Amore Dolore - Balducci

Amore Dolore - Balducci ©
Afficher les détails
Des couleurs chatoyantes

Ce programme est le deuxième enregistrement d’un tout jeune contre-ténor et sopraniste (il est né en 1999) dont la carrière semble d’ores et déjà bien engagée, avec prochainement un Cherubino à Ferrare, un Neron du Couronnement de Poppée à Valence et à Rennes sous la direction d’Alarcón, et avec sa participation au concert des contre ténors qui vient d’avoir lieu à Versailles (13 mars).

En première approche, on trouve le programme très ambitieux puisqu’il enchaîne des airs parmi les plus célèbres de la musique baroque. Cette construction du programme se pose ainsi en rupture avec ce qui est devenu aujourd’hui la règle, à savoir le développement d’une thématique ou un hommage à un chanteur du passé ou à un compositeur peu connu. Le programme, qui alterne classiquement air vif – air lent, semble ainsi vouloir renouer avec la volonté d’exposer les capacités esthétiques et techniques sur un répertoire connu et… difficile.

Et disons-le d’emblée, c’est une réussite. La voix est superbe et superbement conduite. Les aigus sont faciles, rayonnants et charnus. Le timbre est vraiment très intéressant, en tout cas tout à fait remarquable en comparaison de celui de nombreux sopranistes, avec un aigu dépourvu d’acidité, un style qui évite les excès et un chant qui conserve un indubitable caractère masculin qui en fait tout le prix.

L’accompagnement de l’Académie baroque de l’orchestre symphonique de Göteborg est un véritable écrin qui permet à Balducci de déployer tout son art. J’ai beaucoup apprécié la dynamique interne à ces interprétations, les équilibres toujours préservés et la pureté du style. S’agissant des morceaux purement instrumentaux, si l’ouverture de Giulio Cesare est un peu convenue, la sinfonia d’Orlando Furioso est vraiment tonique.

Dès la première aria, grand succès de Farinelli, Nicolò Balducci montre une voix d’une grande homogénéité, dont les passages ne sont nullement affectés par la virtuosité des vocalises et signe quelques très beaux aigus.

Enchaînant sur deux airs extraits du Demofoonte perdu de Duni, Nicolò Balducci fait tout d’abord la démonstration de sa capacité à rendre des émotions, aidé par la superbe flûte de Dan Laurin, et expose le bas de son registre avec de superbes graves. Le second air de Duni se prête à merveille à l’ornementation et Balducci semble se délecter à nous promener sur toute l’étendue de son registre avec une vivacité, une rapidité et une netteté de vocalise qui sont réjouissantes.

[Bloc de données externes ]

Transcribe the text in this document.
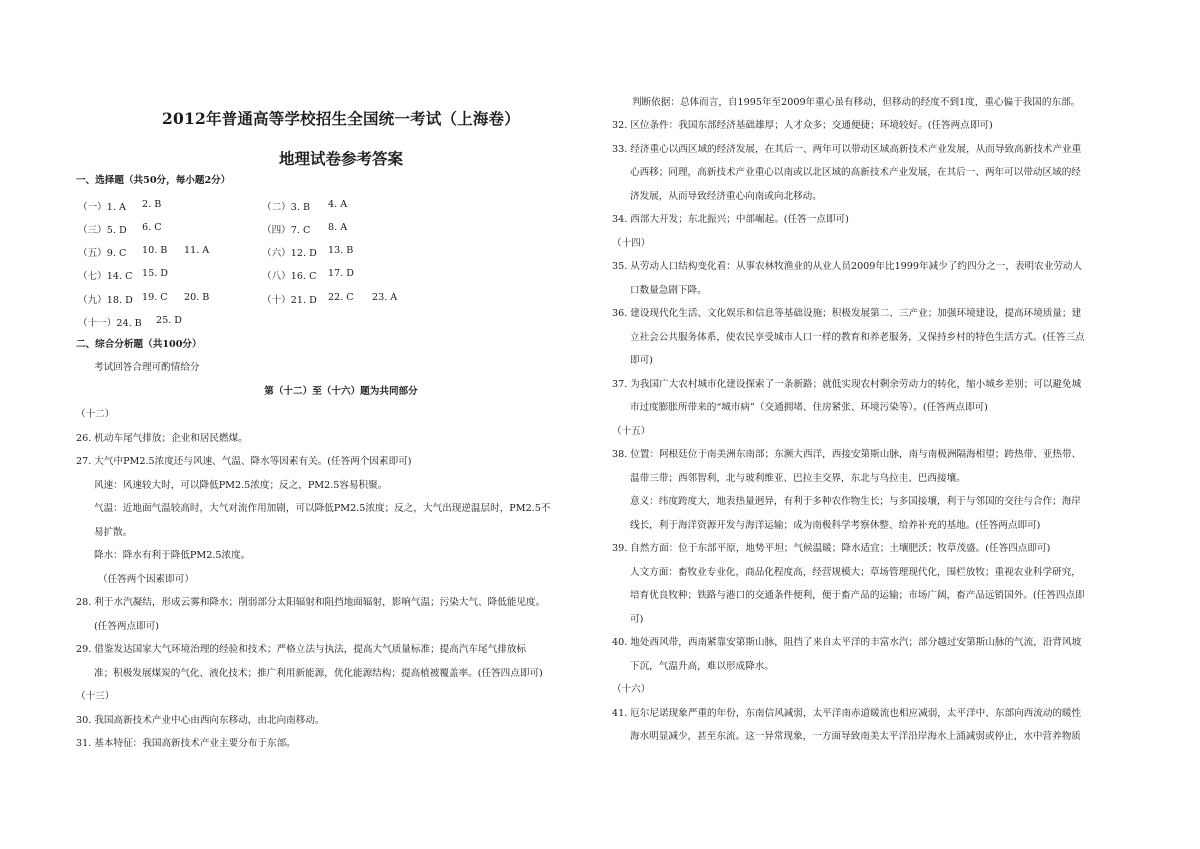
2012年普通高等学校招生全国统一考试（上海卷）
地理试卷参考答案
一、选择题（共50分，每小题2分）
（一）1. A 2. B	（二）3. B 4. A
（三）5. D 6. C	（四）7. C 8. A
（五）9. C 10. B 11. A	（六）12. D 13. B
（七）14. C 15. D	（八）16. C 17. D
（九）18. D 19. C 20. B	（十）21. D 22. C 23. A
（十一）24. B 25. D
二、综合分析题（共100分）
考试回答合理可酌情给分
第（十二）至（十六）题为共同部分
（十二）
26. 机动车尾气排放；企业和居民燃煤。
27. 大气中PM2.5浓度还与风速、气温、降水等因素有关。(任答两个因素即可)
风速：风速较大时，可以降低PM2.5浓度；反之，PM2.5容易积聚。
气温：近地面气温较高时，大气对流作用加剧，可以降低PM2.5浓度；反之，大气出现逆温层时，PM2.5不
易扩散。
降水：降水有利于降低PM2.5浓度。
（任答两个因素即可）
28. 利于水汽凝结，形成云雾和降水；削弱部分太阳辐射和阻挡地面辐射，影响气温；污染大气、降低能见度。
(任答两点即可)
29. 借鉴发达国家大气环境治理的经验和技术；严格立法与执法，提高大气质量标准；提高汽车尾气排放标
准；积极发展煤炭的气化、液化技术；推广利用新能源，优化能源结构；提高植被覆盖率。(任答四点即可)
（十三）
30. 我国高新技术产业中心由西向东移动，由北向南移动。
31. 基本特征：我国高新技术产业主要分布于东部。
判断依据：总体而言，自1995年至2009年重心虽有移动，但移动的经度不到1度，重心偏于我国的东部。
32. 区位条件：我国东部经济基础雄厚；人才众多；交通便捷；环境较好。(任答两点即可)
33. 经济重心以西区域的经济发展，在其后一、两年可以带动区域高新技术产业发展，从而导致高新技术产业重
心西移；同理，高新技术产业重心以南或以北区域的高新技术产业发展，在其后一、两年可以带动区域的经
济发展，从而导致经济重心向南或向北移动。
34. 西部大开发；东北振兴；中部崛起。(任答一点即可)
（十四）
35. 从劳动人口结构变化看：从事农林牧渔业的从业人员2009年比1999年减少了约四分之一，表明农业劳动人
口数量急剧下降。
36. 建设现代化生活、文化娱乐和信息等基础设施；积极发展第二、三产业；加强环境建设，提高环境质量；建
立社会公共服务体系，使农民享受城市人口一样的教育和养老服务，又保持乡村的特色生活方式。(任答三点
即可)
37. 为我国广大农村城市化建设探索了一条新路；就低实现农村剩余劳动力的转化，缩小城乡差别；可以避免城
市过度膨胀所带来的“城市病”（交通拥堵、住房紧张、环境污染等）。(任答两点即可)
（十五）
38. 位置：阿根廷位于南美洲东南部；东濒大西洋，西接安第斯山脉，南与南极洲隔海相望；跨热带、亚热带、
温带三带；西邻智利，北与玻利维亚、巴拉圭交界，东北与乌拉圭、巴西接壤。
意义：纬度跨度大，地表热量迥异，有利于多种农作物生长；与多国接壤，利于与邻国的交往与合作；海岸
线长，利于海洋资源开发与海洋运输；成为南极科学考察休整、给养补充的基地。(任答两点即可)
39. 自然方面：位于东部平原，地势平坦；气候温暖；降水适宜；土壤肥沃；牧草茂盛。(任答四点即可)
人文方面：畜牧业专业化，商品化程度高，经营规模大；草场管理现代化，围栏放牧；重视农业科学研究，
培育优良牧种；铁路与港口的交通条件便利，便于畜产品的运输；市场广阔，畜产品远销国外。(任答四点即
可)
40. 地处西风带，西南紧靠安第斯山脉，阻挡了来自太平洋的丰富水汽；部分越过安第斯山脉的气流，沿背风坡
下沉，气温升高，难以形成降水。
（十六）
41. 厄尔尼诺现象严重的年份，东南信风减弱，太平洋南赤道暖流也相应减弱，太平洋中、东部向西流动的暖性
海水明显减少，甚至东流。这一异常现象，一方面导致南美太平洋沿岸海水上涌减弱或停止，水中营养物质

Le Lascia ch’io pianga est de très belle facture avec de très belles et subtiles variations, malgré un ou deux aigus peut être un peu trop tendus. Ombra mai fu est d’une beauté émouvante, Nicolò Balducci parant cette aria tellement entendue d’une fragilité délicate. On le retrouve en virtuose dans un Crude furie abordé sur un tempo peut être un peu lent mais qui permet de délivrer l’anxiété de l’écriture.

La dernière partie de l’album est consacré à Vivaldi qui sied particulièrement au timbre et à la technique de Nicolò Balducci qui rend parfaitement toute l’horreur et l’angoisse paternelle de Gelido in ogni vena, avec des graves particulièrement bien timbrés. Le Nel profondo cieco mondo est également particulièrement réussi, la virtuosité se pliant à l’expressivité sans jamais prendre le pas sur elle. Sol da te est un moment de chant halluciné rendant parfaitement la transe de Ruggiero, superbement soutenu une fois encore par la flûte obbligato de Dan Laurin. L’enregistrement se termine sur le Sento in seno de l’opéra perdu Tieteberga sur les pizzicati desquels Balducci déploie des couleurs chatoyantes.

On l’aura compris, j’ai adoré cet album. La voix reste d’une homogénéité et d’une qualité de timbre tout à fait remarquables. L’aisance virtuose est évidente et les vocalises sont d’une précision et d’une netteté qui forcent l’admiration. J’adorerai entendre ce programme au concert et je ne doute pas, qu’avec le temps les ornementations, déjà subtiles et étudiées, gagneront en richesse et en complexité.